本作は、オーケ・ホルムが「孤高の彫刻家」としてモニュメンタルな作品世界を確立する以前の、実用品としての器に芸術的な装飾を施していた初期の試みを示す重要な作例です。彼が終生持ち続けた「正しいオブジェの正しい場所に、正しい釉薬を施す」という信念が 、この一点にも確かに息づいています。
ヒビや欠けもなく良いコンディションです。
h26.5 (cm)
1930-40s
オーケ・ホルムの作品を年代順に把握することはかなり難しいです。
彼の作品は日付けがつけられておらず、彼自身も制作年代について具体的なことを語るのを避けるためです。
シリーズごとにおおよその年代は分かりますが、後年に過去の手法を用いて作ることもあるため、特定は困難です。
在庫1個
Åke Holm (1900-1980)
スウェーデンの陶芸家で彫刻家。

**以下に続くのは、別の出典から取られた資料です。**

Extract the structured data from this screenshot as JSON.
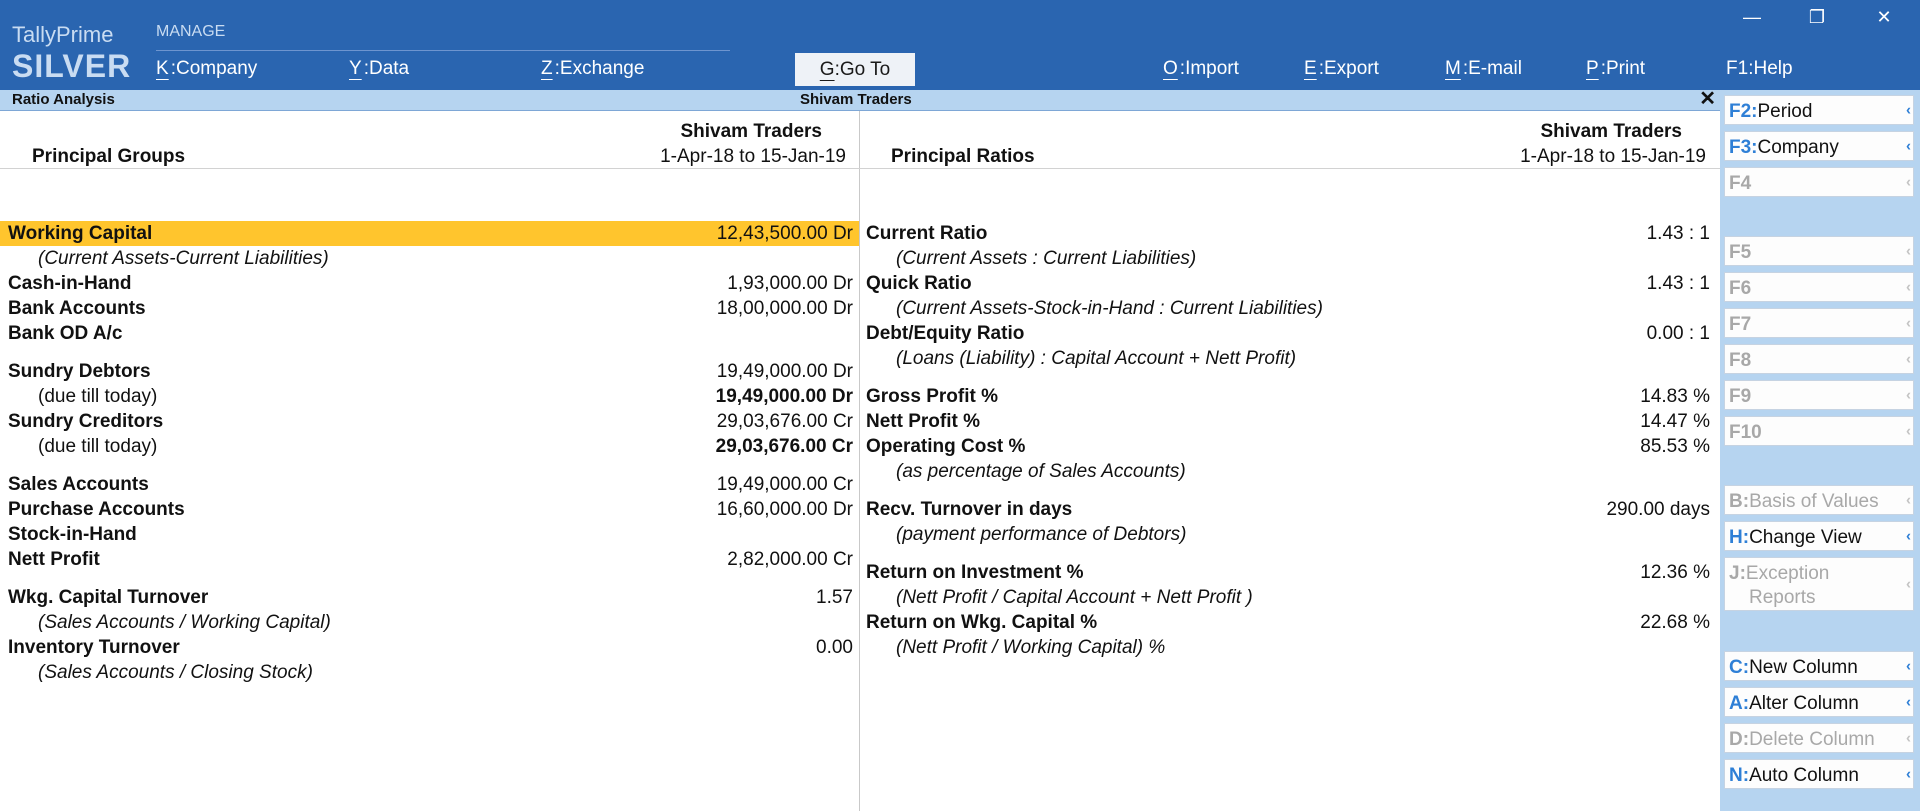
{
  "app": {
    "name": "TallyPrime",
    "edition": "SILVER"
  },
  "menu": {
    "section_label": "MANAGE",
    "company": {
      "key": "K",
      "label": "Company"
    },
    "data": {
      "key": "Y",
      "label": "Data"
    },
    "exchange": {
      "key": "Z",
      "label": "Exchange"
    },
    "goto": {
      "key": "G",
      "label": "Go To"
    },
    "import": {
      "key": "O",
      "label": "Import"
    },
    "export": {
      "key": "E",
      "label": "Export"
    },
    "email": {
      "key": "M",
      "label": "E-mail"
    },
    "print": {
      "key": "P",
      "label": "Print"
    },
    "help": {
      "key": "F1",
      "label": "Help"
    }
  },
  "window": {
    "minimize": "—",
    "restore": "❐",
    "close": "✕"
  },
  "titlebar": {
    "report": "Ratio Analysis",
    "company": "Shivam Traders",
    "close": "✕"
  },
  "left": {
    "title": "Principal Groups",
    "company": "Shivam Traders",
    "period": "1-Apr-18 to 15-Jan-19",
    "rows": [
      {
        "label": "Working Capital",
        "value": "12,43,500.00 Dr"
      },
      {
        "label": "(Current Assets-Current Liabilities)",
        "value": ""
      },
      {
        "label": "Cash-in-Hand",
        "value": "1,93,000.00 Dr"
      },
      {
        "label": "Bank Accounts",
        "value": "18,00,000.00 Dr"
      },
      {
        "label": "Bank OD A/c",
        "value": ""
      },
      {
        "label": "Sundry Debtors",
        "value": "19,49,000.00 Dr"
      },
      {
        "label": "(due till today)",
        "value": "19,49,000.00 Dr"
      },
      {
        "label": "Sundry Creditors",
        "value": "29,03,676.00 Cr"
      },
      {
        "label": "(due till today)",
        "value": "29,03,676.00 Cr"
      },
      {
        "label": "Sales Accounts",
        "value": "19,49,000.00 Cr"
      },
      {
        "label": "Purchase Accounts",
        "value": "16,60,000.00 Dr"
      },
      {
        "label": "Stock-in-Hand",
        "value": ""
      },
      {
        "label": "Nett Profit",
        "value": "2,82,000.00 Cr"
      },
      {
        "label": "Wkg. Capital Turnover",
        "value": "1.57"
      },
      {
        "label": "(Sales Accounts / Working Capital)",
        "value": ""
      },
      {
        "label": "Inventory Turnover",
        "value": "0.00"
      },
      {
        "label": "(Sales Accounts / Closing Stock)",
        "value": ""
      }
    ]
  },
  "right": {
    "title": "Principal Ratios",
    "company": "Shivam Traders",
    "period": "1-Apr-18 to 15-Jan-19",
    "rows": [
      {
        "label": "Current Ratio",
        "value": "1.43 : 1"
      },
      {
        "label": "(Current Assets : Current Liabilities)",
        "value": ""
      },
      {
        "label": "Quick Ratio",
        "value": "1.43 : 1"
      },
      {
        "label": "(Current Assets-Stock-in-Hand : Current Liabilities)",
        "value": ""
      },
      {
        "label": "Debt/Equity Ratio",
        "value": "0.00 : 1"
      },
      {
        "label": "(Loans (Liability) : Capital Account + Nett Profit)",
        "value": ""
      },
      {
        "label": "Gross Profit %",
        "value": "14.83 %"
      },
      {
        "label": "Nett Profit %",
        "value": "14.47 %"
      },
      {
        "label": "Operating Cost %",
        "value": "85.53 %"
      },
      {
        "label": "(as percentage of Sales Accounts)",
        "value": ""
      },
      {
        "label": "Recv. Turnover in days",
        "value": "290.00 days"
      },
      {
        "label": "(payment performance of Debtors)",
        "value": ""
      },
      {
        "label": "Return on Investment %",
        "value": "12.36 %"
      },
      {
        "label": "(Nett Profit / Capital Account + Nett Profit )",
        "value": ""
      },
      {
        "label": "Return on Wkg. Capital %",
        "value": "22.68 %"
      },
      {
        "label": "(Nett Profit / Working Capital) %",
        "value": ""
      }
    ]
  },
  "panel": {
    "f2": {
      "key": "F2:",
      "label": "Period"
    },
    "f3": {
      "key": "F3:",
      "label": "Company"
    },
    "f4": {
      "key": "F4",
      "label": ""
    },
    "f5": {
      "key": "F5",
      "label": ""
    },
    "f6": {
      "key": "F6",
      "label": ""
    },
    "f7": {
      "key": "F7",
      "label": ""
    },
    "f8": {
      "key": "F8",
      "label": ""
    },
    "f9": {
      "key": "F9",
      "label": ""
    },
    "f10": {
      "key": "F10",
      "label": ""
    },
    "b": {
      "key": "B:",
      "label": "Basis of Values"
    },
    "h": {
      "key": "H:",
      "label": "Change View"
    },
    "j": {
      "key": "J:",
      "label": "Exception",
      "label2": "Reports"
    },
    "c": {
      "key": "C:",
      "label": "New Column"
    },
    "a": {
      "key": "A:",
      "label": "Alter Column"
    },
    "d": {
      "key": "D:",
      "label": "Delete Column"
    },
    "n": {
      "key": "N:",
      "label": "Auto Column"
    },
    "arrow": "‹"
  }
}
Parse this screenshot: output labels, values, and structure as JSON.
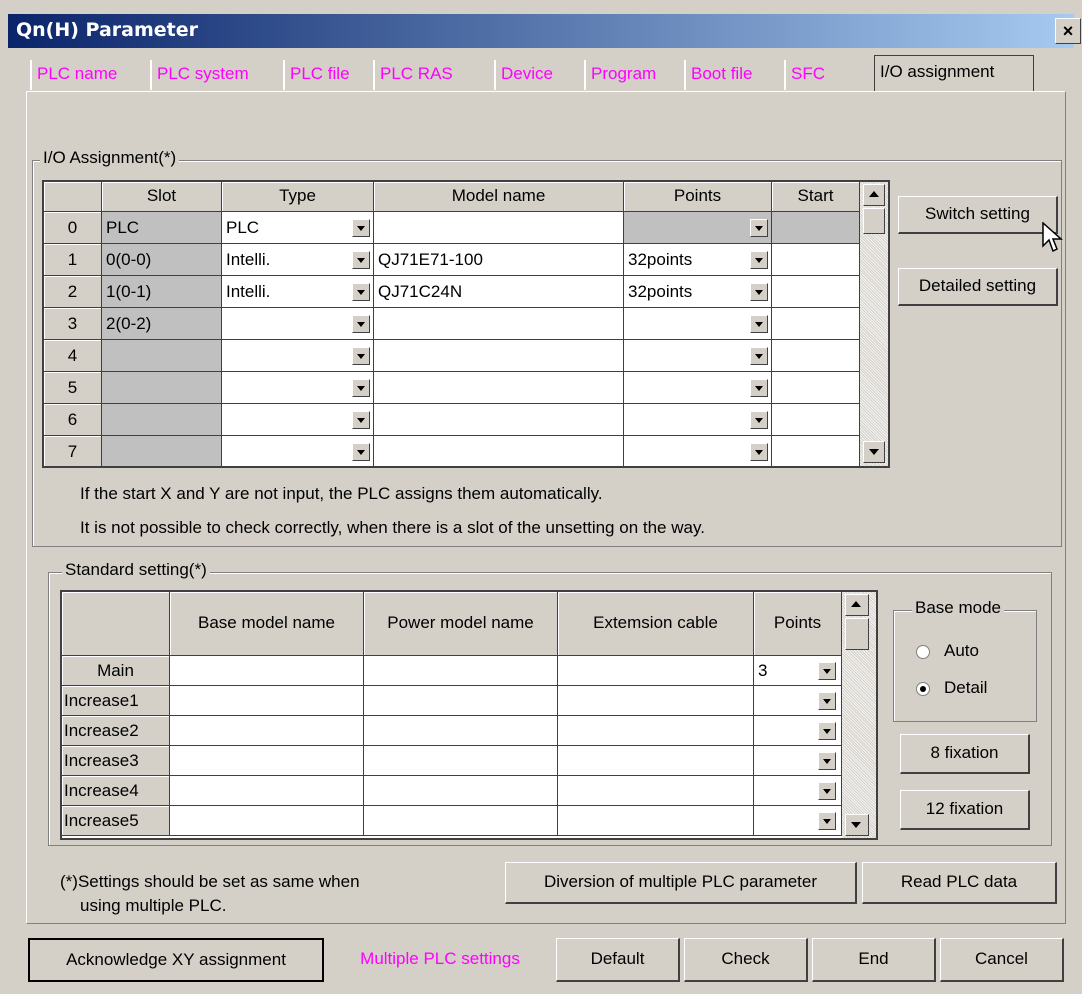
{
  "window": {
    "title": "Qn(H) Parameter",
    "close_label": "×"
  },
  "tabs": [
    "PLC name",
    "PLC system",
    "PLC file",
    "PLC RAS",
    "Device",
    "Program",
    "Boot file",
    "SFC",
    "I/O assignment"
  ],
  "active_tab": "I/O assignment",
  "io": {
    "legend": "I/O Assignment(*)",
    "columns": [
      "Slot",
      "Type",
      "Model name",
      "Points",
      "Start"
    ],
    "rows": [
      {
        "no": "0",
        "slot": "PLC",
        "type": "PLC",
        "model": "",
        "points": "",
        "start": ""
      },
      {
        "no": "1",
        "slot": "0(0-0)",
        "type": "Intelli.",
        "model": "QJ71E71-100",
        "points": "32points",
        "start": ""
      },
      {
        "no": "2",
        "slot": "1(0-1)",
        "type": "Intelli.",
        "model": "QJ71C24N",
        "points": "32points",
        "start": ""
      },
      {
        "no": "3",
        "slot": "2(0-2)",
        "type": "",
        "model": "",
        "points": "",
        "start": ""
      },
      {
        "no": "4",
        "slot": "",
        "type": "",
        "model": "",
        "points": "",
        "start": ""
      },
      {
        "no": "5",
        "slot": "",
        "type": "",
        "model": "",
        "points": "",
        "start": ""
      },
      {
        "no": "6",
        "slot": "",
        "type": "",
        "model": "",
        "points": "",
        "start": ""
      },
      {
        "no": "7",
        "slot": "",
        "type": "",
        "model": "",
        "points": "",
        "start": ""
      }
    ],
    "note1": "If the start X and Y are not input, the PLC assigns them automatically.",
    "note2": "It is not possible to check correctly, when there is a slot of the unsetting on the way.",
    "switch_setting": "Switch setting",
    "detailed_setting": "Detailed setting"
  },
  "standard": {
    "legend": "Standard setting(*)",
    "columns": [
      "Base model name",
      "Power model name",
      "Extemsion cable",
      "Points"
    ],
    "rows": [
      {
        "label": "Main",
        "base": "",
        "power": "",
        "cable": "",
        "points": "3"
      },
      {
        "label": "Increase1",
        "base": "",
        "power": "",
        "cable": "",
        "points": ""
      },
      {
        "label": "Increase2",
        "base": "",
        "power": "",
        "cable": "",
        "points": ""
      },
      {
        "label": "Increase3",
        "base": "",
        "power": "",
        "cable": "",
        "points": ""
      },
      {
        "label": "Increase4",
        "base": "",
        "power": "",
        "cable": "",
        "points": ""
      },
      {
        "label": "Increase5",
        "base": "",
        "power": "",
        "cable": "",
        "points": ""
      }
    ],
    "base_mode": {
      "legend": "Base mode",
      "options": [
        "Auto",
        "Detail"
      ],
      "selected": "Detail"
    },
    "fix8": "8 fixation",
    "fix12": "12 fixation"
  },
  "footnote": {
    "line1": "(*)Settings should be set as same when",
    "line2": "using multiple PLC."
  },
  "buttons": {
    "diversion": "Diversion of multiple PLC parameter",
    "read_plc": "Read PLC data",
    "ack_xy": "Acknowledge XY assignment",
    "multiple_plc": "Multiple PLC settings",
    "default": "Default",
    "check": "Check",
    "end": "End",
    "cancel": "Cancel"
  },
  "colors": {
    "tab_text": "#ff00ff",
    "title_bar": "#0a246a",
    "dialog_bg": "#d4d0c8"
  }
}
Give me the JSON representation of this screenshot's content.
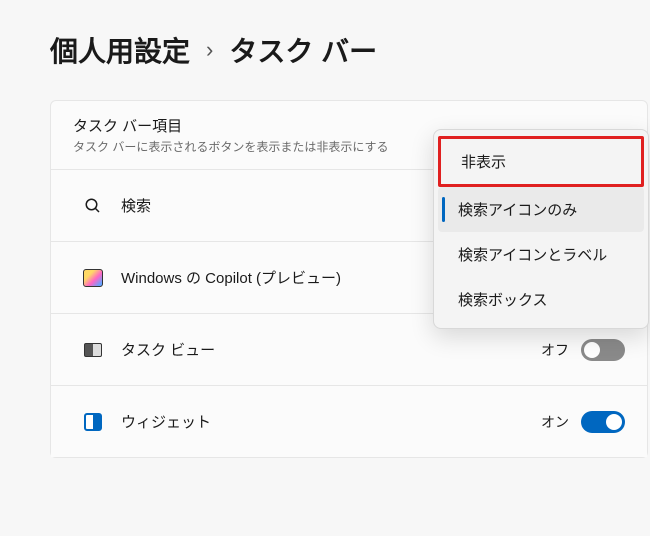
{
  "breadcrumb": {
    "parent": "個人用設定",
    "current": "タスク バー"
  },
  "section": {
    "title": "タスク バー項目",
    "description": "タスク バーに表示されるボタンを表示または非表示にする"
  },
  "rows": {
    "search": {
      "label": "検索"
    },
    "copilot": {
      "label": "Windows の Copilot (プレビュー)"
    },
    "taskview": {
      "label": "タスク ビュー",
      "value": "オフ"
    },
    "widgets": {
      "label": "ウィジェット",
      "value": "オン"
    }
  },
  "dropdown": {
    "option_hidden": "非表示",
    "option_icon_only": "検索アイコンのみ",
    "option_icon_and_label": "検索アイコンとラベル",
    "option_search_box": "検索ボックス",
    "selected_key": "option_icon_only"
  }
}
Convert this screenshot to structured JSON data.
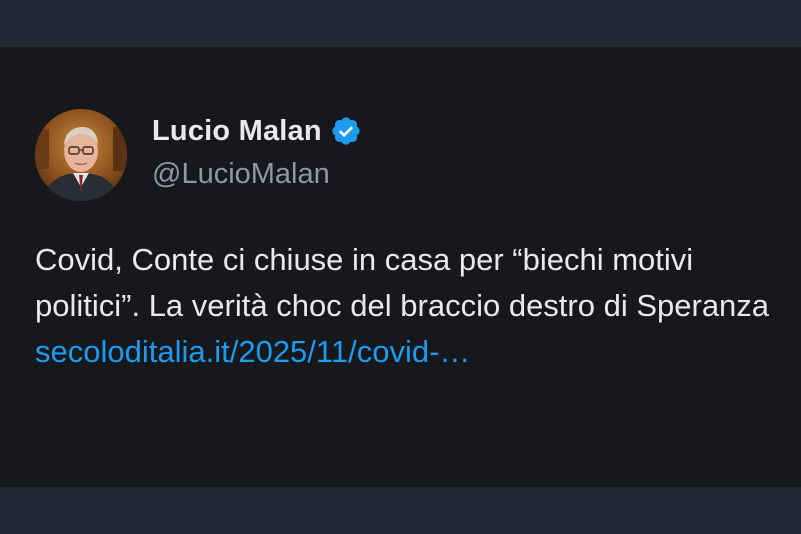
{
  "author": {
    "display_name": "Lucio Malan",
    "handle": "@LucioMalan",
    "verified": true,
    "avatar_icon": "profile-photo"
  },
  "tweet": {
    "text": "Covid, Conte ci chiuse in casa per “biechi motivi politici”. La verità choc del braccio destro di Speranza",
    "link_text": "secoloditalia.it/2025/11/covid-…"
  },
  "colors": {
    "frame_background": "#1f2833",
    "card_background": "#16181c",
    "primary_text": "#e7e9ea",
    "secondary_text": "#8b98a5",
    "link": "#1d9bf0",
    "verified_badge": "#1d9bf0"
  }
}
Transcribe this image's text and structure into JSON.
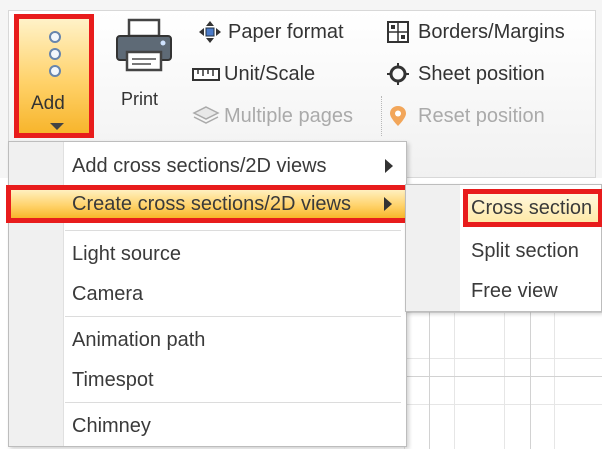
{
  "ribbon": {
    "add_label": "Add",
    "print_label": "Print",
    "items": {
      "paper_format": "Paper format",
      "unit_scale": "Unit/Scale",
      "multiple_pages": "Multiple pages",
      "borders_margins": "Borders/Margins",
      "sheet_position": "Sheet position",
      "reset_position": "Reset position"
    }
  },
  "add_menu": {
    "items": [
      {
        "label": "Add cross sections/2D views",
        "has_submenu": true
      },
      {
        "label": "Create cross sections/2D views",
        "has_submenu": true,
        "highlighted": true
      },
      {
        "label": "Light source"
      },
      {
        "label": "Camera"
      },
      {
        "label": "Animation path"
      },
      {
        "label": "Timespot"
      },
      {
        "label": "Chimney"
      }
    ]
  },
  "submenu": {
    "items": [
      {
        "label": "Cross section",
        "highlighted": true
      },
      {
        "label": "Split section"
      },
      {
        "label": "Free view"
      }
    ]
  },
  "colors": {
    "highlight_border": "#e81c1c",
    "hover_gradient_top": "#fff0c0",
    "hover_gradient_bottom": "#f8b52a"
  }
}
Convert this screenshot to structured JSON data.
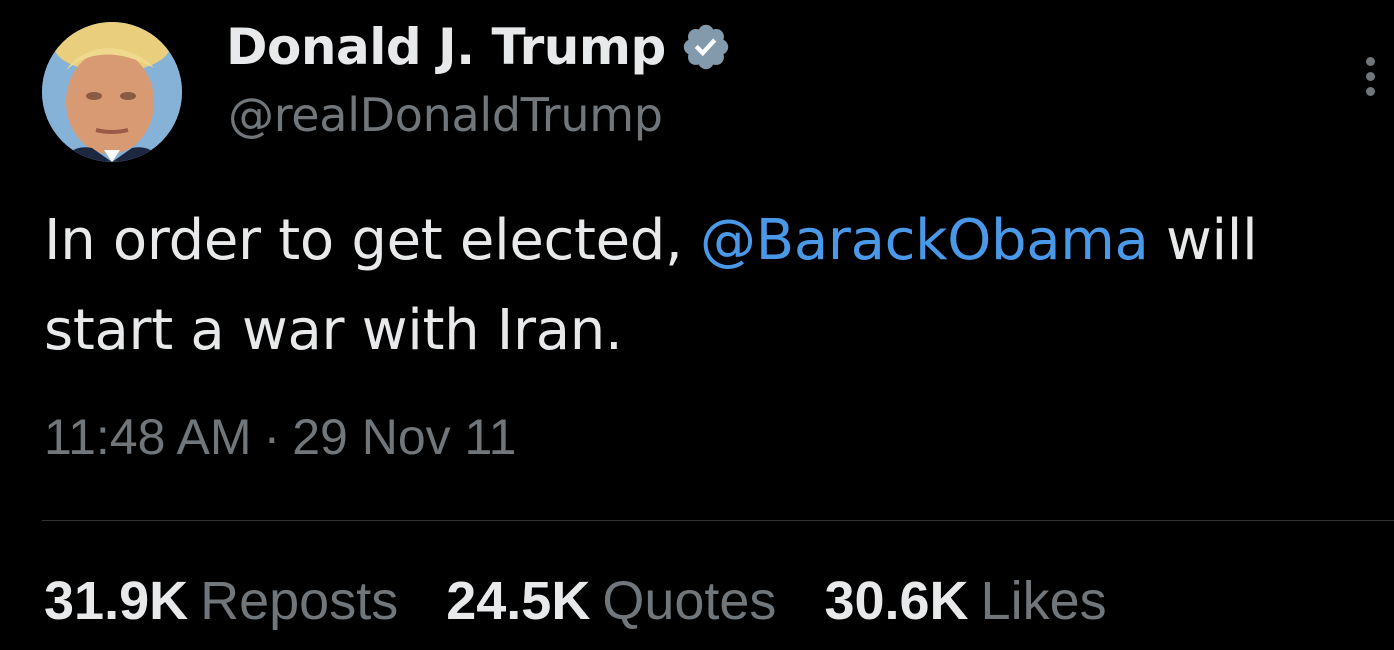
{
  "author": {
    "display_name": "Donald J. Trump",
    "handle": "@realDonaldTrump",
    "verified_badge_icon": "verified-badge-icon"
  },
  "tweet": {
    "text_before": "In order to get elected, ",
    "mention": "@BarackObama",
    "text_after": " will start a war with Iran.",
    "time": "11:48 AM",
    "separator": "·",
    "date": "29 Nov 11"
  },
  "stats": [
    {
      "count": "31.9K",
      "label": "Reposts"
    },
    {
      "count": "24.5K",
      "label": "Quotes"
    },
    {
      "count": "30.6K",
      "label": "Likes"
    }
  ],
  "colors": {
    "background": "#000000",
    "primary_text": "#e7e9ea",
    "secondary_text": "#71767b",
    "link": "#4a99e9",
    "divider": "#2f3336",
    "badge": "#829aab"
  },
  "icons": {
    "more": "more-horizontal-icon",
    "badge": "verified-badge-icon"
  }
}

彼はHöganäsbolagetでの職を経て、自身の工房を1928年に開設しました。当初は不況を切り抜けるために土産物を作っていましたが、次第に芸術的な聖書の人物像や磁器の動物フィギュアを制作し始めました。彼の作品は1950年代から60年代にかけて聖書のモチーフが主流となり、そのスタイルは抽象的で洗練されたものに進化しました。世界的な名声は高まっていきましたが、彼は故郷Höganäsに留まることを選び、その作品の多くは地元Höganäs museumに寄贈されました。